I have noticed that one key difference between people who are left wing activists and – for want of a better term – ‘normal people’, is that the former are motivated by the very idea of collective action. In the more orthodox left tradition this is collective action in the workplace, while in the post-60s left this expanded to collective action of all sorts. Collective action is a good thing in itself, the left decided, for a whole bunch of very valid reasons. This is an excellent feature for mobilising the faithful. You often just have to say collective action is happening, and activists want to be there. The main problem you might run into is the competition for attention among different causes wanting to act collectively.
Non-activists do not think like this, and my observation is that activists can sometimes lose sight of that fact. A left wing activists believes people should always be getting together to take action against those in power. Other people simply don’t believe that. This difference with non-activists can become a barrier to mobilising others, those who haven’t bought into a whole bundle of beliefs. A left wing group can fall into the trap of thinking that, since collective action is such an obviously good thing, all they have to do is give people the opportunity to participate in it, and give them a line about why this is the important cause of the moment. But that is an approach that only works on those already inside the club.
[An aside: I’m aware of the debate about whether it is a positive thing to label oneself an activist, or to have a category of activist. But I keep needing a word for people who are willing to commit significant parts of their free time to political causes, and I haven’t come up with a better word yet.]
Sometimes if people don’t see the immediate worth of collective action, activists will think it is their job to convert people to a leftist point of view, so that they too can understand that Collective Action Is Good. Many organisations who aim to organise or mobilise large numbers don’t explicitly announce themselves as going out to convert people to being leftists, but in reality if you keep trying to convince people that collective action is a good in itself, that is what you will end up doing. I’ve definitely fallen into this myself. But now I begin to see problems with it. It limits the number of people you can reach with your ideas. The project of trying to convert everyone into a leftist is not new, and often a lot of energy is expended on it and yet here we are with most people still not committed leftists. Some people just aren’t very susceptible to that belief package.
But that needn’t be a cause for despair among those who want social change. I think there can be a lot of value in recruiting to your cause people who aren’t going to become leftist like you, who will never buy into a leftist package of beliefs. They may simply agree that, for instance, the housing system is screwing over too many people. So the first conclusion I’d make about all this is: work out whether you want a movement of leftists or a broader movement than that. It will make a difference to how you recruit.
Then if you are trying to bring people into a movement without making leftists of them, you now have to consider what will motivate them besides collective action for its own sake. Sometimes it might just be social reasons, or needing a hobby, or anger over a particular injustice. But I believe the main factor that will bring in ‘normal people’ is the idea of WINNING. Or a realistic prospect of winning at least. If they are to invest their time, they will want real material advantages back from that investment.

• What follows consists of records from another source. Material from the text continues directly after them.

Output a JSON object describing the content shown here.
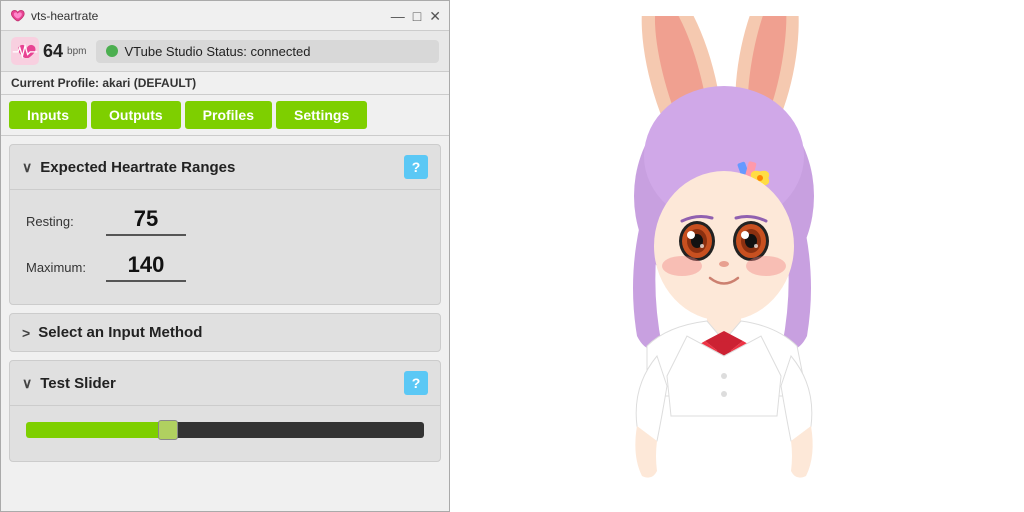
{
  "window": {
    "title": "vts-heartrate",
    "controls": [
      "—",
      "□",
      "✕"
    ]
  },
  "statusbar": {
    "bpm": "64",
    "bpm_unit": "bpm",
    "vtube_status": "VTube Studio Status: connected",
    "status_color": "#4caf50"
  },
  "profilebar": {
    "label": "Current Profile:",
    "profile_name": "akari (DEFAULT)"
  },
  "navtabs": {
    "tabs": [
      {
        "label": "Inputs",
        "id": "inputs"
      },
      {
        "label": "Outputs",
        "id": "outputs"
      },
      {
        "label": "Profiles",
        "id": "profiles"
      },
      {
        "label": "Settings",
        "id": "settings"
      }
    ]
  },
  "sections": {
    "heartrate_ranges": {
      "title": "Expected Heartrate Ranges",
      "expanded": true,
      "chevron": "∨",
      "help": "?",
      "resting_label": "Resting:",
      "resting_value": "75",
      "maximum_label": "Maximum:",
      "maximum_value": "140"
    },
    "input_method": {
      "title": "Select an Input Method",
      "expanded": false,
      "chevron": ">"
    },
    "test_slider": {
      "title": "Test Slider",
      "expanded": true,
      "chevron": "∨",
      "help": "?",
      "slider_value": 35
    }
  }
}
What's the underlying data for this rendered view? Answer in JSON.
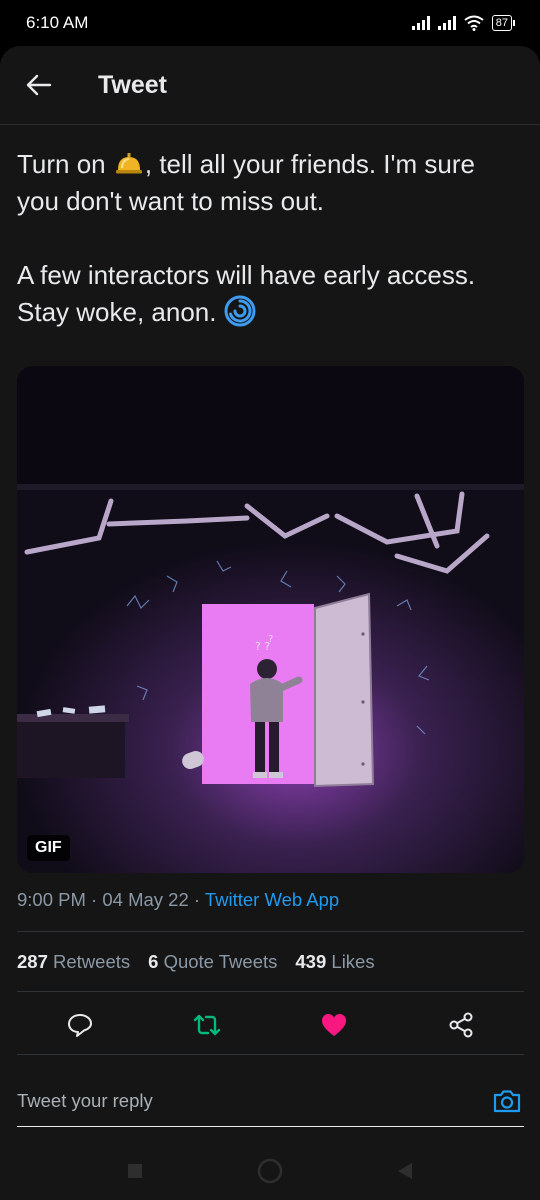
{
  "status_bar": {
    "time": "6:10 AM",
    "battery": "87"
  },
  "header": {
    "title": "Tweet"
  },
  "tweet": {
    "line1_before": "Turn on ",
    "line1_after": ", tell all your friends. I'm sure you don't want to miss out.",
    "paragraph2": "A few interactors will have early access. Stay woke, anon.",
    "bell_icon": "bellhop-bell-icon",
    "swirl_icon": "cyclone-icon"
  },
  "media": {
    "badge": "GIF"
  },
  "meta": {
    "time": "9:00 PM",
    "separator": " · ",
    "date": "04 May 22",
    "source": "Twitter Web App"
  },
  "stats": {
    "retweets_count": "287",
    "retweets_label": "Retweets",
    "quotes_count": "6",
    "quotes_label": "Quote Tweets",
    "likes_count": "439",
    "likes_label": "Likes"
  },
  "colors": {
    "retweet": "#00ba7c",
    "like": "#f91880",
    "link": "#1d9bf0"
  },
  "reply": {
    "placeholder": "Tweet your reply"
  }
}
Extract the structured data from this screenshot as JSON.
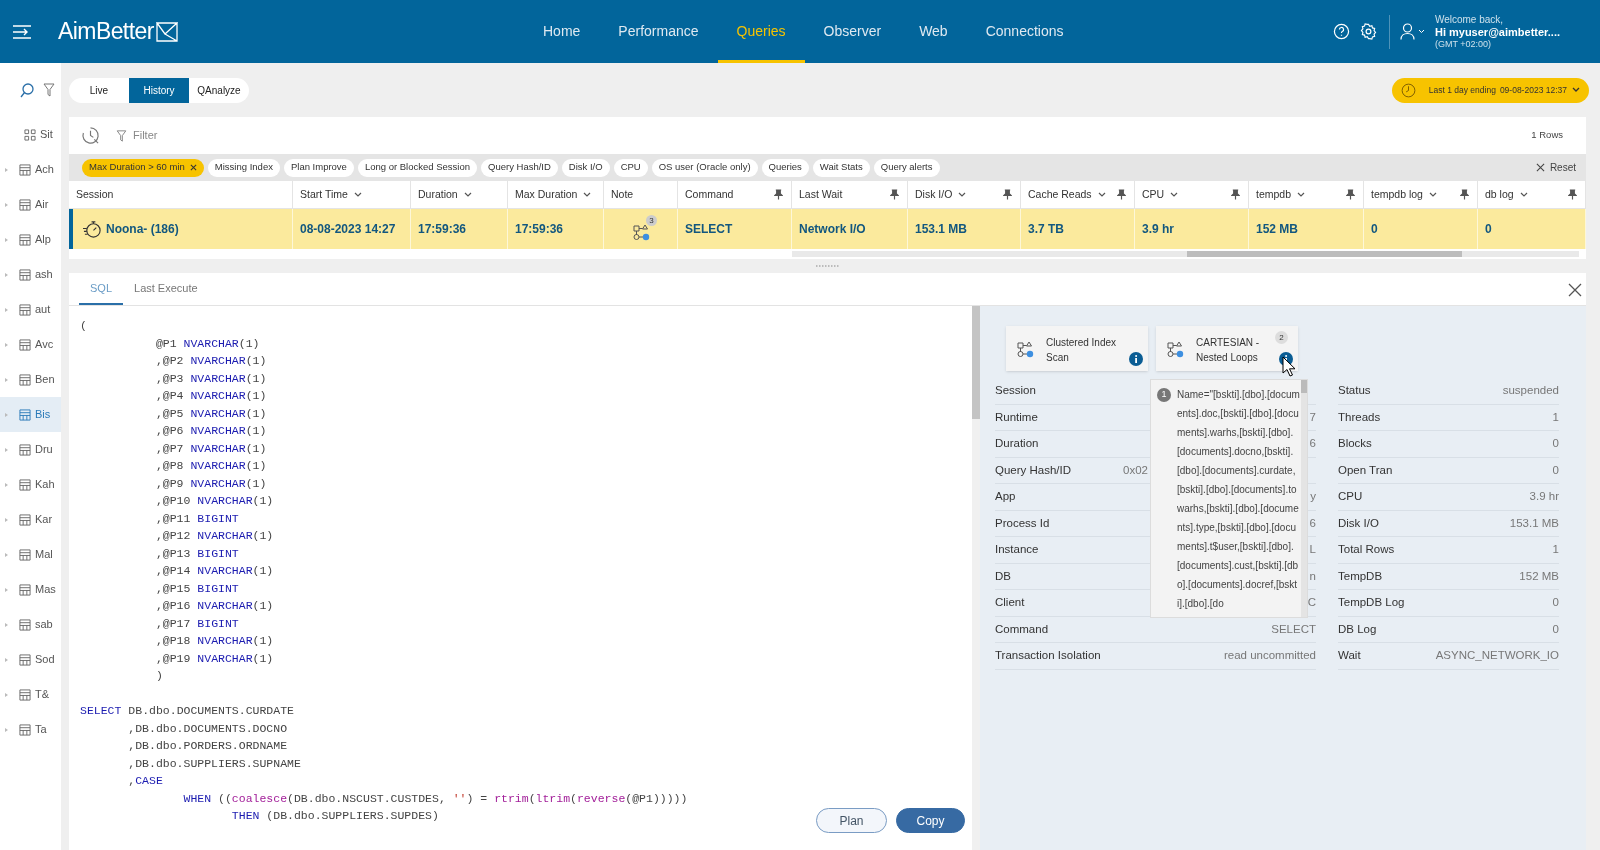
{
  "header": {
    "logo": "AimBetter",
    "nav": [
      {
        "label": "Home",
        "selected": false
      },
      {
        "label": "Performance",
        "selected": false
      },
      {
        "label": "Queries",
        "selected": true
      },
      {
        "label": "Observer",
        "selected": false
      },
      {
        "label": "Web",
        "selected": false
      },
      {
        "label": "Connections",
        "selected": false
      }
    ],
    "welcome": "Welcome back,",
    "user": "Hi myuser@aimbetter....",
    "timezone": "(GMT +02:00)"
  },
  "sidebar": {
    "items": [
      {
        "label": "Sit",
        "kind": "grid",
        "selected": false
      },
      {
        "label": "Ach",
        "kind": "table",
        "selected": false
      },
      {
        "label": "Air",
        "kind": "table",
        "selected": false
      },
      {
        "label": "Alp",
        "kind": "table",
        "selected": false
      },
      {
        "label": "ash",
        "kind": "table",
        "selected": false
      },
      {
        "label": "aut",
        "kind": "table",
        "selected": false
      },
      {
        "label": "Avc",
        "kind": "table",
        "selected": false
      },
      {
        "label": "Ben",
        "kind": "table",
        "selected": false
      },
      {
        "label": "Bis",
        "kind": "table",
        "selected": true
      },
      {
        "label": "Dru",
        "kind": "table",
        "selected": false
      },
      {
        "label": "Kah",
        "kind": "table",
        "selected": false
      },
      {
        "label": "Kar",
        "kind": "table",
        "selected": false
      },
      {
        "label": "Mal",
        "kind": "table",
        "selected": false
      },
      {
        "label": "Mas",
        "kind": "table",
        "selected": false
      },
      {
        "label": "sab",
        "kind": "table",
        "selected": false
      },
      {
        "label": "Sod",
        "kind": "table",
        "selected": false
      },
      {
        "label": "T&",
        "kind": "table",
        "selected": false
      },
      {
        "label": "Ta",
        "kind": "table",
        "selected": false
      }
    ]
  },
  "mode_tabs": [
    {
      "label": "Live",
      "selected": false
    },
    {
      "label": "History",
      "selected": true
    },
    {
      "label": "QAnalyze",
      "selected": false
    }
  ],
  "time_range": {
    "label": "Last 1 day ending",
    "value": "09-08-2023 12:37"
  },
  "filter_bar": {
    "filter_label": "Filter",
    "row_count": "1 Rows",
    "reset": "Reset",
    "chips": [
      {
        "label": "Max Duration > 60 min",
        "selected": true
      },
      {
        "label": "Missing Index",
        "selected": false
      },
      {
        "label": "Plan Improve",
        "selected": false
      },
      {
        "label": "Long or Blocked Session",
        "selected": false
      },
      {
        "label": "Query Hash/ID",
        "selected": false
      },
      {
        "label": "Disk I/O",
        "selected": false
      },
      {
        "label": "CPU",
        "selected": false
      },
      {
        "label": "OS user (Oracle only)",
        "selected": false
      },
      {
        "label": "Queries",
        "selected": false
      },
      {
        "label": "Wait Stats",
        "selected": false
      },
      {
        "label": "Query alerts",
        "selected": false
      }
    ]
  },
  "table": {
    "columns": [
      {
        "label": "Session",
        "sortable": false,
        "pin": false
      },
      {
        "label": "Start Time",
        "sortable": true,
        "pin": false
      },
      {
        "label": "Duration",
        "sortable": true,
        "pin": false
      },
      {
        "label": "Max Duration",
        "sortable": true,
        "pin": false
      },
      {
        "label": "Note",
        "sortable": false,
        "pin": false
      },
      {
        "label": "Command",
        "sortable": false,
        "pin": true
      },
      {
        "label": "Last Wait",
        "sortable": false,
        "pin": true
      },
      {
        "label": "Disk I/O",
        "sortable": true,
        "pin": true
      },
      {
        "label": "Cache Reads",
        "sortable": true,
        "pin": true
      },
      {
        "label": "CPU",
        "sortable": true,
        "pin": true
      },
      {
        "label": "tempdb",
        "sortable": true,
        "pin": true
      },
      {
        "label": "tempdb log",
        "sortable": true,
        "pin": true
      },
      {
        "label": "db log",
        "sortable": true,
        "pin": true
      }
    ],
    "rows": [
      {
        "selected": true,
        "cells": [
          {
            "kind": "session",
            "text": "Noona- (186)"
          },
          {
            "kind": "text",
            "text": "08-08-2023 14:27"
          },
          {
            "kind": "text",
            "text": "17:59:36"
          },
          {
            "kind": "text",
            "text": "17:59:36"
          },
          {
            "kind": "plan",
            "count": "3"
          },
          {
            "kind": "text",
            "text": "SELECT"
          },
          {
            "kind": "text",
            "text": "Network I/O"
          },
          {
            "kind": "text",
            "text": "153.1 MB"
          },
          {
            "kind": "text",
            "text": "3.7 TB"
          },
          {
            "kind": "text",
            "text": "3.9 hr"
          },
          {
            "kind": "text",
            "text": "152 MB"
          },
          {
            "kind": "text",
            "text": "0"
          },
          {
            "kind": "text",
            "text": "0"
          }
        ]
      }
    ]
  },
  "detail_tabs": [
    {
      "label": "SQL",
      "selected": true
    },
    {
      "label": "Last Execute",
      "selected": false
    }
  ],
  "sql": {
    "blocks": [
      {
        "lines": [
          [
            {
              "kind": "plain",
              "text": "("
            }
          ],
          [
            {
              "kind": "plain",
              "text": "           @P1 "
            },
            {
              "kind": "keyword",
              "text": "NVARCHAR"
            },
            {
              "kind": "plain",
              "text": "(1)"
            }
          ],
          [
            {
              "kind": "plain",
              "text": "           ,@P2 "
            },
            {
              "kind": "keyword",
              "text": "NVARCHAR"
            },
            {
              "kind": "plain",
              "text": "(1)"
            }
          ],
          [
            {
              "kind": "plain",
              "text": "           ,@P3 "
            },
            {
              "kind": "keyword",
              "text": "NVARCHAR"
            },
            {
              "kind": "plain",
              "text": "(1)"
            }
          ],
          [
            {
              "kind": "plain",
              "text": "           ,@P4 "
            },
            {
              "kind": "keyword",
              "text": "NVARCHAR"
            },
            {
              "kind": "plain",
              "text": "(1)"
            }
          ],
          [
            {
              "kind": "plain",
              "text": "           ,@P5 "
            },
            {
              "kind": "keyword",
              "text": "NVARCHAR"
            },
            {
              "kind": "plain",
              "text": "(1)"
            }
          ],
          [
            {
              "kind": "plain",
              "text": "           ,@P6 "
            },
            {
              "kind": "keyword",
              "text": "NVARCHAR"
            },
            {
              "kind": "plain",
              "text": "(1)"
            }
          ],
          [
            {
              "kind": "plain",
              "text": "           ,@P7 "
            },
            {
              "kind": "keyword",
              "text": "NVARCHAR"
            },
            {
              "kind": "plain",
              "text": "(1)"
            }
          ],
          [
            {
              "kind": "plain",
              "text": "           ,@P8 "
            },
            {
              "kind": "keyword",
              "text": "NVARCHAR"
            },
            {
              "kind": "plain",
              "text": "(1)"
            }
          ],
          [
            {
              "kind": "plain",
              "text": "           ,@P9 "
            },
            {
              "kind": "keyword",
              "text": "NVARCHAR"
            },
            {
              "kind": "plain",
              "text": "(1)"
            }
          ],
          [
            {
              "kind": "plain",
              "text": "           ,@P10 "
            },
            {
              "kind": "keyword",
              "text": "NVARCHAR"
            },
            {
              "kind": "plain",
              "text": "(1)"
            }
          ],
          [
            {
              "kind": "plain",
              "text": "           ,@P11 "
            },
            {
              "kind": "keyword",
              "text": "BIGINT"
            }
          ],
          [
            {
              "kind": "plain",
              "text": "           ,@P12 "
            },
            {
              "kind": "keyword",
              "text": "NVARCHAR"
            },
            {
              "kind": "plain",
              "text": "(1)"
            }
          ],
          [
            {
              "kind": "plain",
              "text": "           ,@P13 "
            },
            {
              "kind": "keyword",
              "text": "BIGINT"
            }
          ],
          [
            {
              "kind": "plain",
              "text": "           ,@P14 "
            },
            {
              "kind": "keyword",
              "text": "NVARCHAR"
            },
            {
              "kind": "plain",
              "text": "(1)"
            }
          ],
          [
            {
              "kind": "plain",
              "text": "           ,@P15 "
            },
            {
              "kind": "keyword",
              "text": "BIGINT"
            }
          ],
          [
            {
              "kind": "plain",
              "text": "           ,@P16 "
            },
            {
              "kind": "keyword",
              "text": "NVARCHAR"
            },
            {
              "kind": "plain",
              "text": "(1)"
            }
          ],
          [
            {
              "kind": "plain",
              "text": "           ,@P17 "
            },
            {
              "kind": "keyword",
              "text": "BIGINT"
            }
          ],
          [
            {
              "kind": "plain",
              "text": "           ,@P18 "
            },
            {
              "kind": "keyword",
              "text": "NVARCHAR"
            },
            {
              "kind": "plain",
              "text": "(1)"
            }
          ],
          [
            {
              "kind": "plain",
              "text": "           ,@P19 "
            },
            {
              "kind": "keyword",
              "text": "NVARCHAR"
            },
            {
              "kind": "plain",
              "text": "(1)"
            }
          ],
          [
            {
              "kind": "plain",
              "text": "           )"
            }
          ]
        ]
      },
      {
        "lines": [
          [
            {
              "kind": "keyword",
              "text": "SELECT"
            },
            {
              "kind": "plain",
              "text": " DB.dbo.DOCUMENTS.CURDATE"
            }
          ],
          [
            {
              "kind": "plain",
              "text": "       ,DB.dbo.DOCUMENTS.DOCNO"
            }
          ],
          [
            {
              "kind": "plain",
              "text": "       ,DB.dbo.PORDERS.ORDNAME"
            }
          ],
          [
            {
              "kind": "plain",
              "text": "       ,DB.dbo.SUPPLIERS.SUPNAME"
            }
          ],
          [
            {
              "kind": "plain",
              "text": "       ,"
            },
            {
              "kind": "keyword",
              "text": "CASE"
            }
          ],
          [
            {
              "kind": "keyword",
              "text": "               WHEN"
            },
            {
              "kind": "plain",
              "text": " (("
            },
            {
              "kind": "function",
              "text": "coalesce"
            },
            {
              "kind": "plain",
              "text": "(DB.dbo.NSCUST.CUSTDES, "
            },
            {
              "kind": "string",
              "text": "''"
            },
            {
              "kind": "plain",
              "text": ") = "
            },
            {
              "kind": "function",
              "text": "rtrim"
            },
            {
              "kind": "plain",
              "text": "("
            },
            {
              "kind": "function",
              "text": "ltrim"
            },
            {
              "kind": "plain",
              "text": "("
            },
            {
              "kind": "function",
              "text": "reverse"
            },
            {
              "kind": "plain",
              "text": "(@P1)))))"
            }
          ],
          [
            {
              "kind": "keyword",
              "text": "                      THEN"
            },
            {
              "kind": "plain",
              "text": " (DB.dbo.SUPPLIERS.SUPDES)"
            }
          ]
        ]
      }
    ]
  },
  "buttons": [
    {
      "label": "Plan",
      "kind": "secondary"
    },
    {
      "label": "Copy",
      "kind": "primary"
    }
  ],
  "plan_nodes": [
    {
      "label": "Clustered Index Scan"
    },
    {
      "label": "CARTESIAN - Nested Loops",
      "count": "2"
    }
  ],
  "tooltip": {
    "number": "1",
    "text": "Name=\"[bskti].[dbo].[documents].doc,[bskti].[dbo].[documents].warhs,[bskti].[dbo].[documents].docno,[bskti].[dbo].[documents].curdate,[bskti].[dbo].[documents].towarhs,[bskti].[dbo].[documents].type,[bskti].[dbo].[documents].t$user,[bskti].[dbo].[documents].cust,[bskti].[dbo].[documents].docref,[bskti].[dbo].[do"
  },
  "details": {
    "left": [
      {
        "label": "Session"
      },
      {
        "label": "Runtime",
        "value": "7",
        "kind": "end"
      },
      {
        "label": "Duration",
        "value": "6",
        "kind": "end"
      },
      {
        "label": "Query Hash/ID",
        "value": "0x02",
        "kind": "start"
      },
      {
        "label": "App",
        "value": "y",
        "kind": "end"
      },
      {
        "label": "Process Id",
        "value": "6",
        "kind": "end"
      },
      {
        "label": "Instance",
        "value": "L",
        "kind": "end"
      },
      {
        "label": "DB",
        "value": "n",
        "kind": "end"
      },
      {
        "label": "Client",
        "value": "C",
        "kind": "end"
      },
      {
        "label": "Command",
        "value": "SELECT",
        "kind": "end"
      },
      {
        "label": "Transaction Isolation",
        "value": "read uncommitted",
        "kind": "end"
      }
    ],
    "right": [
      {
        "label": "Status",
        "value": "suspended",
        "kind": "end"
      },
      {
        "label": "Threads",
        "value": "1",
        "kind": "end"
      },
      {
        "label": "Blocks",
        "value": "0",
        "kind": "end"
      },
      {
        "label": "Open Tran",
        "value": "0",
        "kind": "end"
      },
      {
        "label": "CPU",
        "value": "3.9 hr",
        "kind": "end"
      },
      {
        "label": "Disk I/O",
        "value": "153.1 MB",
        "kind": "end"
      },
      {
        "label": "Total Rows",
        "value": "1",
        "kind": "end"
      },
      {
        "label": "TempDB",
        "value": "152 MB",
        "kind": "end"
      },
      {
        "label": "TempDB Log",
        "value": "0",
        "kind": "end"
      },
      {
        "label": "DB Log",
        "value": "0",
        "kind": "end"
      },
      {
        "label": "Wait",
        "value": "ASYNC_NETWORK_IO",
        "kind": "end"
      }
    ]
  }
}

To recruit on this basis involves a very specific process of showing people you can win, what your process is for winning, how you will win more in the future. And many left wing activists do try to do this, but when people aren’t quickly convinced of our winning strategy I think we constantly slip back into an assumption of collective action being a good in itself – so it’s still worth fighting even if we don’t win. This disrupts the narrative about how you are going to win, it even undermines it. You only need collective action to be a good thing in itself if you expect to lose.
Perhaps there is some undercurrent here about the left having lost so much for so long that it has been driven to this position. But if we want big numbers with us we need to not be driven into the position. We need to know what winning looks like, even if it is an imaginative leap. We need to show what winning looks like.
What we can’t do, in this era (and I’m not saying it’s never possible) is sell people on utopian visions of what winning looks like. People struggle to believe the planet is going to survive the next 50 years, utopia just isn’t where their beliefs are at. And I know a lot of leftists love utopias – they inspire us. But that arises from the package of beliefs that a leftist buys into, where the unattainability of the goal needn’t be a bar to action. As I’ve said, most peope don’t think like that. So as unpalatable as it might seem, I think we have to sell a concept of winning that involves incremental improvements in our lives. We need to demonstrate the viability of each step, and take people with us through the process of winning power and winning changes in their lives.
I believe this is the approach we need in order to create really large, broad-based movements. We need to rethink the project to convert everyone to being leftists like us, whether we were doing it deliberately or by accident. Because I think recruiting like that condemns us to being a small cadre of committed people with little broader support in the population. I think the movement for climate justice in the UK was stuck there for years, convinced that the key to fighting climate change was to convert everyone to being anti-capitalists. There may be merit in trying to convince people of the evils of capitalism, but it didn’t work, and when it comes to the climate there wasn’t time to lose on strategies that weren’t working.
If this all seems too compromised, too much like giving in to the wider cultural trends, too much like it will never win social change, consider the period of massive council house building in the UK, which claimed vast areas of cities and towns for public ownership and eliminated slum landlordism for decades. Huge, valuable areas of land were returned to the commons, and ordinary people got good quality housing on a mass scale. This was all made possible by broad buy-in to the idea of eliminating slum conditions. Behind it there certainly was a labour movement, parts of which were socialist (and yes, that shows the left wing activists are necessary too), but in the end even the Tories competed to build more public housing. Various political trends converged on a solution that now seems almost impossible: taking large areas of cities into public ownership. So let’s think about examples like council housing before deciding that we need to convert everyone into being leftists. Sure, it didn’t end capitalism, but y’know, nothing has yet, so let’s not use that as a standard. Council house building created a massive and sustained improvement in the quality of life of tens of millions of people. Wouldn’t that be nice to do? It wasn’t done by converting everyone into left wing activists.
[A final aside: this isn’t a definite and final opinion. It’s more of an opener to a discussion, a musing on a decision that I don’t think is always faced squarely and that often ends up getting made by default.]